You’ve identified your need to participate in social media. Check.
You’ve developed goals and created a social strategy. Check.
You’ve chosen a few members to run the initiative. Check.
You’ve launched your social channels. Check.
Time to site back, watch what happens, and put that in your list of marketing goals accomplished for the year, right?
Wrong.
One of the mistakes I see around me is the misconception that there’s a clear playbook for social marketing. There’s not. There’s an assumption that you do what you’ve set out to do and if it works, great, but if it doesn’t, you can turn it off.
The problem with this, somewhat linear thinking is that social is a new channel and constantly changing. Even if you have a dialed-in content strategy that feeds it, your social marketing deals with unpredictable individuals and, sometimes, platforms every day. Successful social marketing involves a high degree of iteration and improvisation.
A smart approach is to treat social marketing as a constant learning opportunity. From a process standpoint, it makes the work a lot easier and more understandable to the people doing it. From a marketing standpoint, it’s what you should be doing anyway!
Your social team needs training, discussion, and more training.
Here are some things you can do to make your team more effective:
Start with Training – Before your team gets too far down the road, or even if they’re just starting, invest in some training. The training could include best practices, reviewing your social policy and strategy, training on the tools and scenario based training. The idea with initial training is to make sure people are both prepared for the unexpected and that they know where to turn when they have questions. If you’re sending your front line employees to do battle, make sure they’re armed.
Keep Talking – One of the reasons companies put together inter-disciplinary social teams is to keep a discussion alive about what people experience when they’re managing your social marketing. Every person can provide new teachable moments to the others, based on her or his own experience. This support group helps build consensus and aligns your social voice. More importantly, it gives your social team a needed safety valve for problems, or sounding board for new ideas.

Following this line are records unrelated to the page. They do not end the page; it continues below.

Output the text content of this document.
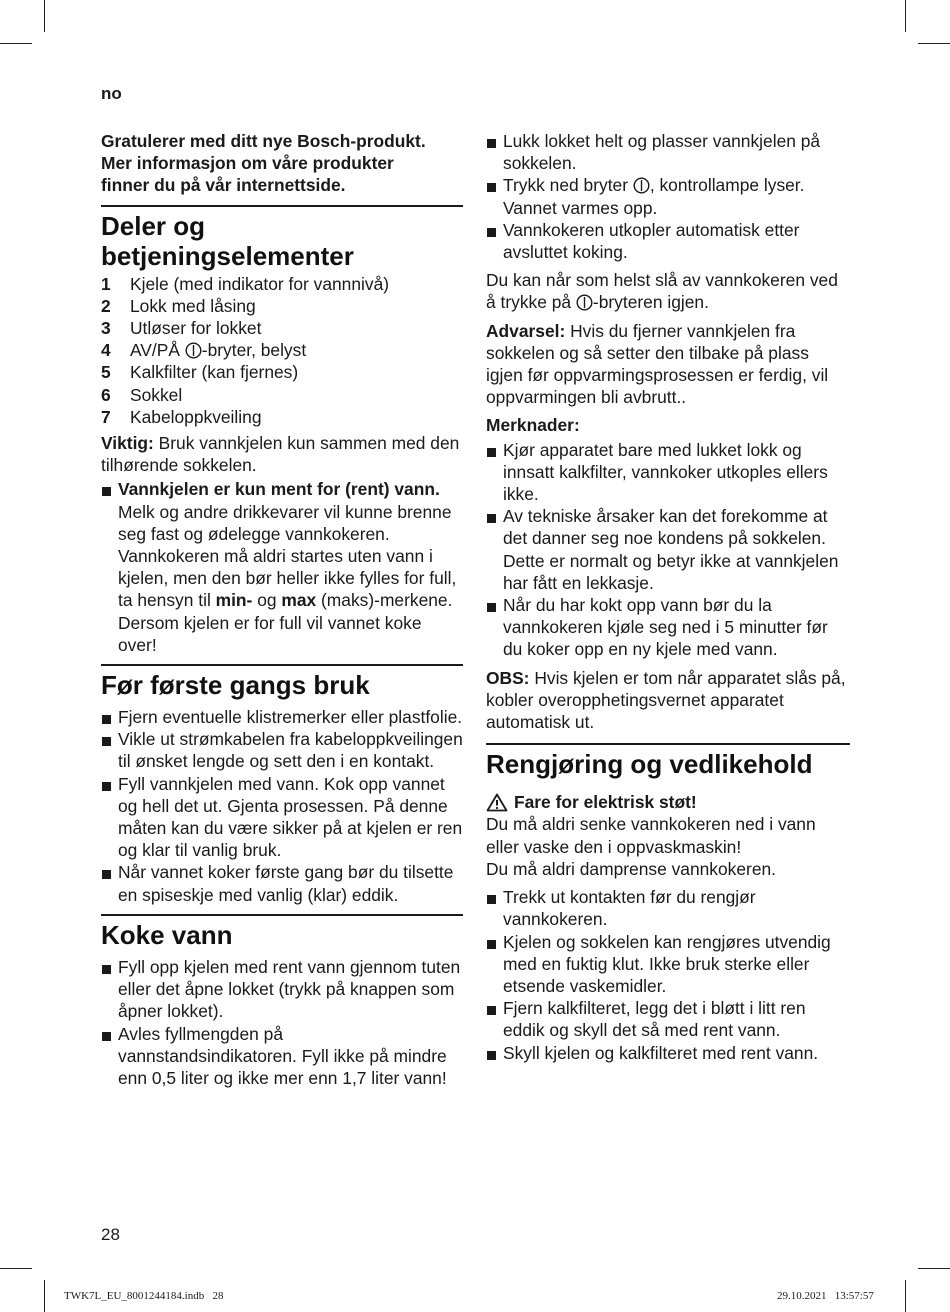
no
Gratulerer med ditt nye Bosch-produkt.
Mer informasjon om våre produkter
finner du på vår internettside.
Deler og
betjeningselementer
1	Kjele (med indikator for vannnivå)
2	Lokk med låsing
3	Utløser for lokket
4	AV/PÅ -bryter, belyst
5	Kalkfilter (kan fjernes)
6	Sokkel
7	Kabeloppkveiling
Viktig: Bruk vannkjelen kun sammen med den tilhørende sokkelen.
Vannkjelen er kun ment for (rent) vann. Melk og andre drikkevarer vil kunne brenne seg fast og ødelegge vannkokeren. Vannkokeren må aldri startes uten vann i kjelen, men den bør heller ikke fylles for full, ta hensyn til min- og max (maks)-merkene. Dersom kjelen er for full vil vannet koke over!
Før første gangs bruk
Fjern eventuelle klistremerker eller plastfolie.
Vikle ut strømkabelen fra kabeloppkveilingen til ønsket lengde og sett den i en kontakt.
Fyll vannkjelen med vann. Kok opp vannet og hell det ut. Gjenta prosessen. På denne måten kan du være sikker på at kjelen er ren og klar til vanlig bruk.
Når vannet koker første gang bør du tilsette en spiseskje med vanlig (klar) eddik.
Koke vann
Fyll opp kjelen med rent vann gjennom tuten eller det åpne lokket (trykk på knappen som åpner lokket).
Avles fyllmengden på vannstandsindikatoren. Fyll ikke på mindre enn 0,5 liter og ikke mer enn 1,7 liter vann!
Lukk lokket helt og plasser vannkjelen på sokkelen.
Trykk ned bryter , kontrollampe lyser. Vannet varmes opp.
Vannkokeren utkopler automatisk etter avsluttet koking.
Du kan når som helst slå av vannkokeren ved å trykke på -bryteren igjen.
Advarsel: Hvis du fjerner vannkjelen fra sokkelen og så setter den tilbake på plass igjen før oppvarmingsprosessen er ferdig, vil oppvarmingen bli avbrutt..
Merknader:
Kjør apparatet bare med lukket lokk og innsatt kalkfilter, vannkoker utkoples ellers ikke.
Av tekniske årsaker kan det forekomme at det danner seg noe kondens på sokkelen. Dette er normalt og betyr ikke at vannkjelen har fått en lekkasje.
Når du har kokt opp vann bør du la vannkokeren kjøle seg ned i 5 minutter før du koker opp en ny kjele med vann.
OBS: Hvis kjelen er tom når apparatet slås på, kobler overopphetingsvernet apparatet automatisk ut.
Rengjøring og vedlikehold
Fare for elektrisk støt!
Du må aldri senke vannkokeren ned i vann eller vaske den i oppvaskmaskin!
Du må aldri damprense vannkokeren.
Trekk ut kontakten før du rengjør vannkokeren.
Kjelen og sokkelen kan rengjøres utvendig med en fuktig klut. Ikke bruk sterke eller etsende vaskemidler.
Fjern kalkfilteret, legg det i bløtt i litt ren eddik og skyll det så med rent vann.
Skyll kjelen og kalkfilteret med rent vann.
28
TWK7L_EU_8001244184.indb   28	29.10.2021   13:57:57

Ongoing Training – As noted before, new things keep popping up in social media. It’s a good idea to provide new training at regular intervals to the team. You can’t learn everything at once; so multiple training allows the team to learn new tools and to help develop newer, evolved strategies, once you’ve tested your initial strategies. It’s also critical to offer newer team members who might have joined the group.
The “one and done” model is old thinking, still prevalent in a lot of marketing departments and agencies. For a fluid medium as social marketing, every day is an opportunity to learn something new. If you want your social team to perform to their optimal ability, you should build in formal learning opportunities along the way.